02 janeiro 2010

O que quero fazer na vida?

Quero partilhar, mostrar, ser metade ou pelo menos uma parte de algo. Fazer sem perguntar porquê. Sorrir estupidamente do nada. Quero-me apaixonar outra vez pela vida.

Floating

Não passa de mera sobrevivência esta forma de existir. É apenas resistir às adversidades da melhor forma que sabemos e podemos. E se não pudermos, não há motivo para preocupação: alguém nos há-de passar por cima para estimular a circulação desta sede de vingança que nos mantém.
É triste morrer aos pedaços, definhar desta maneira. Que remédio? Não fui eu que escolhi...

É triste!

É triste não poder dizer o que me entope a garganta. Não posso dizer porque se disser a possibilidade do improvável desaparece... Se disser afastas-te ainda mais e perco-te de vista. És o meu objectivo inatingível e tento viver na ilusão de que vai ficar tudo bem. Às vezes, se fechar os olhos com muita força, ainda te sinto respirar ao meu ouvido e tento sentir o calor do teu corpo encostado ao meu... gelado. Nem sonhas a falta que me fazes...
E eu sei, com certeza, que por muito que procure não vou encontrar esse conforto em mais ninguem. E não vou mentir: sinto raiva. Mas engulo-a, não te quero fazer sofrer... mais. Vivo a minha vida com a dignidade que me restou, nem que seja de rastos. É que o meu coração fechou por motivos de falência e agora estou só comigo que morri de desgosto.

Querer não é poder...

Quero-te a ti aqui. Quero que voltes, quero-te de volta para mim. Quero dar a volta e seguir, contigo. Olhar para cima e ver-te. Adorar-te. Ter-te aqui, perto. Estar junto de ti, sentir-te. Tocar-te, abraçar-te. Estar nos teus braços e beijar-te. Fechar os olhos e saber que estás aqui, comigo.

Enfim...

Penso em ti e só me apetece chorar. A ideia de que não podemos voltar a encontrar-nos devasta-me. Sou colhida por esta sensação de vazio que me traz a lembrança do que fomos. Ai, eu queria tanto voltar atrás. Queria tanto não ter dito o que disse. Mas para ti parece ter sido melhor. Pareces conformado. Tenho saudades tuas...

13 dezembro 2009

Ainda choro por ti...

Passar-se-ão tempos infinitos , mas hás-de envelhecer no meu imaginário. Já devia estar habituada a este sofrimento, mas doi. E doi muito viver viciada no passado, agarrada ao que deixei passar. Esta teimosia nunca me deixou ficar bem. Sei disso como ninguém sabe. Mas é incrível como o orgulho pode ser cruel...
Fecho-me em copas e isolo-me para não sofrer, quando a sofrer de queimada por esta paixão já eu estou.
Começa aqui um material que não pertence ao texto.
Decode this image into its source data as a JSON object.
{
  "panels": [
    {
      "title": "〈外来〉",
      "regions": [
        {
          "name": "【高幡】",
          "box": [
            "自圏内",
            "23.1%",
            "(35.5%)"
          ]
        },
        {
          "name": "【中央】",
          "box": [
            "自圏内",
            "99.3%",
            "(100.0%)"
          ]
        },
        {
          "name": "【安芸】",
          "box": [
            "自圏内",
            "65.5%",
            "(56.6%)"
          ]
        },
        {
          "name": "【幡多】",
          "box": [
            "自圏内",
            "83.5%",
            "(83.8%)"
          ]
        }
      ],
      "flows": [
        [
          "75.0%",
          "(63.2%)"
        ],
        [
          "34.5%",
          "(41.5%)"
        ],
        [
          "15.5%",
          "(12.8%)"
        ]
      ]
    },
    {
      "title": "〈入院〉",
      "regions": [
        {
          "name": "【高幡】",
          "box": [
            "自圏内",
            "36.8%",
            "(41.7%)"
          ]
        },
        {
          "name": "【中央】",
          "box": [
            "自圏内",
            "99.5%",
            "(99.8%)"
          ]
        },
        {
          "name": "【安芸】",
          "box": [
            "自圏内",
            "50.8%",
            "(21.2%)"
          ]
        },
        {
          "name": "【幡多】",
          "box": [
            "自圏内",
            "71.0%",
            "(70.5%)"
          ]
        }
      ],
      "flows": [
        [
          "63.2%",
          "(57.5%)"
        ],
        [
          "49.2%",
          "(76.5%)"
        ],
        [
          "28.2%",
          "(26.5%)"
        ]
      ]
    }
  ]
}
Nunca pensei vir a sentir tanto amargo na boca. Sei que é injusto, mas queria que a vida passasse por mim a correr. Sei por quem sou que nunca serei feliz... é que quando fui insisti que não chegava para mim e que precisava de mais. Feri tão profundamente o meu amor que o perdi para a eternidade.
Cada passo que dou é um espinho que se enterra na pele. Estou descalça e não conheço o caminho. Não sei para onde vou nem o que estou a fazer aqui. Vim ao sabor do vento e fiz o que me pareceu melhor… mas não te encontrei. Bebo mais uma lágrima deste veneno que me escorre pela face e definho…

Vamos saber… Um dia…

De onde veio tanto pessimismo? Quem és tu que mexes nos meus pensamentos, nas minhas acções e nos meus sentimentos?
Não sou dona de nada nem de ninguém e ninguém é dono de mim… não posso exigir do mundo mais do que ele tem para mim. Mas também não posso exigir de mim própria mais do que sou capaz de dar ao mundo.
Tenho um calo no coração! Gostava de poder limá-lo e de me partilhar contigo. Onde estás? Existes? Sei que sim, já nos cruzámos! Sei quem és, conheço a tua essência mas não te revejo, não sei a tua forma.
Se nos encontrarmos olha-me nos olhos e não será preciso dizer nada.